Many years ago racers decided that cross-drilling an additional hole straight through the mains provided better lubrication to the bearings, likely a result of trying to fix an oiling problem or some other problem caused by improper clearances and bearings that were not originally designed for the stress of a racing environment. In some cases the through holes were drilled in both the mains and the rod journals. This did no real harm to engines that never ran elevated engine speeds. But racers soon learned that at very high engine speeds, a cross-drilled crank centrifuges the oil out of the main journal, preventing it from flowing freely to the rod journals. All top-of-the-line racing crankshafts utilize “straightshot oiling” in which the rods are oiled directly via a straight, uninterrupted passage from the mains as illustrated here by the welding rod being passed through the oiling passage. all racing applications should incorporate crankshafts configured with straight shot oiling.
This sample using a Scat big block Chevy crank illustrates the prinicple. When the throw is at 12:00 oil enters the main bearing between 6:00 and 9:00 depending on the journal size and stroke. The oil passage goes straight to the rod throw and exits at approximately 1:30 to 2:00. With this method, engine speed has no ill effect on oil delivery to the throw.

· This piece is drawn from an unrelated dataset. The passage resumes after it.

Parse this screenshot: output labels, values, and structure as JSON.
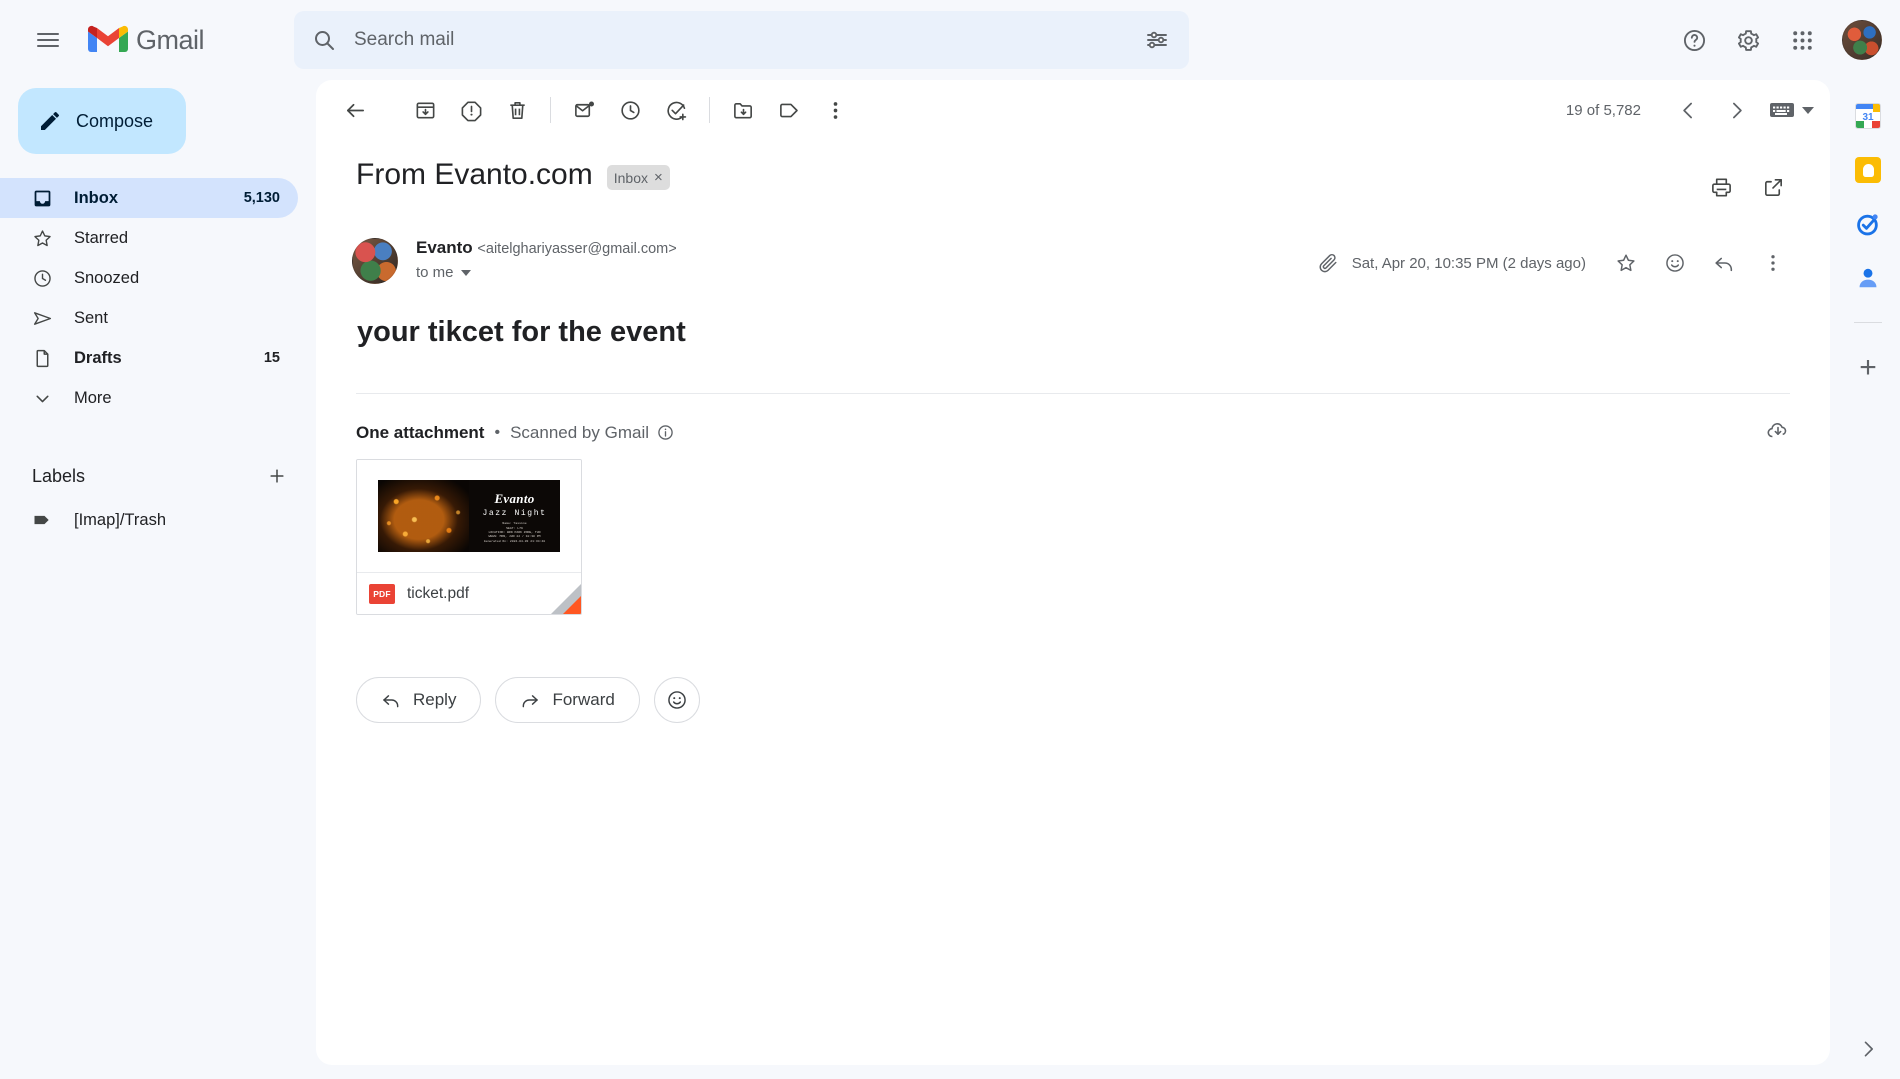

Cross drilled cranks use oil feed holes that are drilled completely through the main journals and sometimes the rod journals. An angled hole is then drilled from the rod throw to the main on the centerline of the crank. This method is flawed because pressurized oil must enter the main journal and overcome the centrifugal force of rapid acceleration or RPM to reach the center of the crank before the oil can travel to the throw. Increased oil pressure is often used to overcome the centrifugal force, but in most cases it cannot do so and rod failure occurs. Cross drilling is not recommended for any racing applications.